While the cockpit crew did an excellent job, the cabin crew underwhelmed me.  They were unsmiling, unfriendly women who looked as if they would pull a wooden ruler from their back pocket at the first sign of unacceptable behavior.  The only good thing I knew I could look forward to was the Sky Mall catalog.  I love these things!  I am too poor to purchase much of it but I sure do love to look at all the fun toys!!  Ah, the beverage trolley slowly makes it way toward me.  I get another Coke and expectantly await my peanuts.  But no peanuts!!!!!  What kind of a flight in the year 2012 does not have peanuts????  So needless to say, I was pleased when the captain came on to announce our initial decent into Washington, DC.  You can finally see scenery again out the window and you can hear the landing gear being lowered.  The wing flaps were extended and they must have been doing too good of a job because all of a sudden the plane sped up while approaching the runway.  My brain immediately goes, “Dive, dive, dive!!!” Ah, I love the silent games I play in my head.  Sometimes it’s the only entertainment I get!

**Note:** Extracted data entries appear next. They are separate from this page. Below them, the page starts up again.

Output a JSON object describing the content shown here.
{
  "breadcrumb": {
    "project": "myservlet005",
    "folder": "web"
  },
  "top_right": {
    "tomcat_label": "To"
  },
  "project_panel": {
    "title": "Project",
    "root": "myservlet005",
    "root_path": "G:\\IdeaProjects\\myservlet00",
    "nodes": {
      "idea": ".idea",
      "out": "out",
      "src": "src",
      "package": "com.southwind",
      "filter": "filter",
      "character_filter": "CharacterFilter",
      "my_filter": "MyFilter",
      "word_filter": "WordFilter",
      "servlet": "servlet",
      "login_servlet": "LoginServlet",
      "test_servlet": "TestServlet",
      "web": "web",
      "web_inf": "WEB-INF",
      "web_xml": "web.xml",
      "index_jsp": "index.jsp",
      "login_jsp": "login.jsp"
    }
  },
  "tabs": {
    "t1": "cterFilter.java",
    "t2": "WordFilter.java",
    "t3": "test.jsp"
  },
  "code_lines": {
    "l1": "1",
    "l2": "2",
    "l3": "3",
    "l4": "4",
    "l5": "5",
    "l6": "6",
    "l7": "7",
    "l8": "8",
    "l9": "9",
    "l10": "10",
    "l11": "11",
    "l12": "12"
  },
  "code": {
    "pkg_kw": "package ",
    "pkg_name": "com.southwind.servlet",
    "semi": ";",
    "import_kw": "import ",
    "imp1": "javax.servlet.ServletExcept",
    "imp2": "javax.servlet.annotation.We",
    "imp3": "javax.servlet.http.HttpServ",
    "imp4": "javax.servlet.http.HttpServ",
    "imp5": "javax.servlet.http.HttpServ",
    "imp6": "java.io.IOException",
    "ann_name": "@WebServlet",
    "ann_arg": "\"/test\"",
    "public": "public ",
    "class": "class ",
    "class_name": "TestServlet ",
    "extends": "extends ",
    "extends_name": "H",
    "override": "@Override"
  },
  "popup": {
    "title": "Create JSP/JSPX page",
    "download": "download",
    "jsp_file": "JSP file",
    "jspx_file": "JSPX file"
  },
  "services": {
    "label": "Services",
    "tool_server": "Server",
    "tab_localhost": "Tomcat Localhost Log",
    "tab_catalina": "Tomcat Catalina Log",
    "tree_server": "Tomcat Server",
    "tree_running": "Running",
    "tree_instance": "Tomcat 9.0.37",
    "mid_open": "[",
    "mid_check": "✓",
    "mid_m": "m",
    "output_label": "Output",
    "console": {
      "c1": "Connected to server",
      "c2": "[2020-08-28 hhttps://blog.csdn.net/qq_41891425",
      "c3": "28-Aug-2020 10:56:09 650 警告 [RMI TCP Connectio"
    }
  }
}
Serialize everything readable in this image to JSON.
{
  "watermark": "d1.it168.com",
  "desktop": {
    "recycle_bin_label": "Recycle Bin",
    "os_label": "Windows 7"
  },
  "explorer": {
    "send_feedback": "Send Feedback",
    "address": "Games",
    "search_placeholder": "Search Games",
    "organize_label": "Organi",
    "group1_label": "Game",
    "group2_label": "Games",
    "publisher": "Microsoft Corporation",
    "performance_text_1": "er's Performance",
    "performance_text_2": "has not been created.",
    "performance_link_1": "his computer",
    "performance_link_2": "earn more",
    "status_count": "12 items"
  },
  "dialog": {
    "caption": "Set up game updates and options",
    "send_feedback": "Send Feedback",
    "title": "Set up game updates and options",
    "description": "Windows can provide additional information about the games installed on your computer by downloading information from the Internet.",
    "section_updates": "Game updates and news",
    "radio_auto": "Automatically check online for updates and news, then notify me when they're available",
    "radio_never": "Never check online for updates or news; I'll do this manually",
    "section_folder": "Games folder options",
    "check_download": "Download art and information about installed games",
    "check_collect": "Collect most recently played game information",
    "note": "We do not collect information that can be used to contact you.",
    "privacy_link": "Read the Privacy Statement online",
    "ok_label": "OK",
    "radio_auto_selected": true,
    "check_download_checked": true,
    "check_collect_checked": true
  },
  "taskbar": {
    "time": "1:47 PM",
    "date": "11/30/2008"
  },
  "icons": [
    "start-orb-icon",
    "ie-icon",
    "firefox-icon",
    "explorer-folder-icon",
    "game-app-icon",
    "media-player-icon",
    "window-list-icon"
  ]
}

After deboarding and spending 20 minutes waiting for my luggage, I was off in search of the Metro, which is now – due to all the delay – right in the middle of rush hour!  What could be better?  Once I get to the Metro, as usual I can’t figure out how much money I needed to get to my destination.  So I get a card with $5 thinking that should be plenty.  While I am trying to figure out if I need the platform on the right or the left, my mechanic calls.  So getting distracted I go to the platform on the left without being certain that was the one I needed.  Shit, now what?  So I look for a map to check and I did not see one.  So I go back down the stairs to double check, found out I was right in the first place, grumble to myself and head back up the stairs.

Now, don’t forget, I am standing around with luggage and a camera case.  To me this would scream “Tourist!” but apparently not in DC.  I must have looked like a Metro guru because I had a lady come up to me to ask if she was on the right platform.  So I shrug and look dumb.  But she had a map!!  So I was able to help her and she was fine.  Then along comes another guy and asks if this is the right platform to get to Vienna.  Since I was now an old hat at this Metro game I was able to confirm he was in the right place.

I love the Metro.  I think it is a great idea and I wish more places had a similar thing.  The bad thing about it is the ride itself.  If you have a bad back, you will feel worse when you get off.  And with all the creaking, groaning and grinding noises it made the ride far more frightening than any flight I have been on.  Once I get to Vienna, I go to put my ticket in the slot to go out.  It spits it back out at me and proceeds not to open.  So I do it again and try to read the little display window.  It says nothing helpful.  Ok, so third times the charm, right?  Nope.  So I go to the window and she tells me I owe an exit fare.  How long was she going to watch me before helping out?  When will they change the display readout to say, “You owe money moron!”?  At least that way, I would have known right away.  Grumble, grumble, grumble!!

But now the vacation truly starts and I am expecting it to be far less bumpy than the journey.